SAN FRANCISCO – An Arizona law making it a crime for doctors to perform abortions after 20 weeks of pregnancy was upheld by a federal judge in Phoenix who said the state showed credible evidence an unborn child may feel pain during such procedures.

The law, set to take effect Thursday, was challenged by three doctors who said it’s preempted by the Supreme Court’s 1973 Roe v. Wade decision. The doctors sought a court order putting the measure on hold while their lawsuit proceeded. U.S. District Judge James Teilborg in Phoenix said their complaint couldn’t succeed and dismissed the case.

A woman’s right to abortion isn’t unlimited, Teilborg said, and states’ interest in the lives of unborn children may have “sufficient force so that the right of the woman to terminate the pregnancy can be restricted.”

Arizona’s legislature said it sought to prevent abortions that caused pain to unborn children during the procedure as one purpose of the law, Teilborg said in his ruling Monday.

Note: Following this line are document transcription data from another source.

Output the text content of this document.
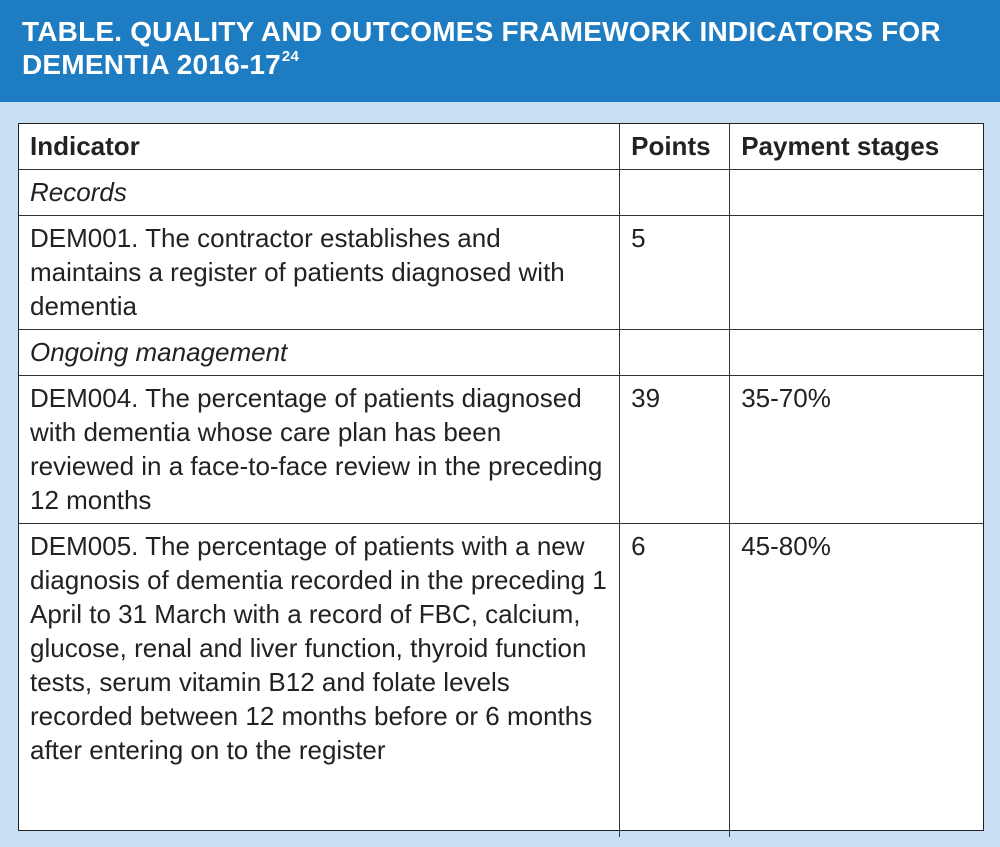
TABLE. QUALITY AND OUTCOMES FRAMEWORK INDICATORS FOR DEMENTIA $2016-17^{24}$
Indicator	Points	Payment stages
Records		
DEM001. The contractor establishes and maintains a register of patients diagnosed with dementia	5	
Ongoing management		
DEM004. The percentage of patients diagnosed with dementia whose care plan has been reviewed in a face-to-face review in the preceding 12 months	39	35-70%
DEM005. The percentage of patients with a new diagnosis of dementia recorded in the preceding 1 April to 31 March with a record of FBC, calcium, glucose, renal and liver function, thyroid function tests, serum vitamin B12 and folate levels recorded between 12 months before or 6 months after entering on to the register	6	45-80%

The state presented “uncontradicted and credible evidence” that an unborn child has the capacity to feel pain during an abortion by at least 20 weeks gestational age, said Teilborg, who was appointed by President Bill Clinton.

“Today’s decision casts aside decades of legal precedent, ignoring constitutional protections for reproductive rights that have been upheld by the United States Supreme Court for nearly 40 years and threatening women’s health and lives,” said Nancy Northup, president of the Center for Reproductive Rights, in an email. The group represented the doctors and plans to file an emergency appeal in a federal appeals court in San Francisco to prevent the law from taking effect, according to the email.

Signed by Gov. Jan Brewer in April, the law makes it a misdemeanor, punishable by as long as six months in jail, to perform an abortion after 20 weeks of pregnancy except in a medical emergencies to prevent death or “irreversible impairment of a major bodily function.”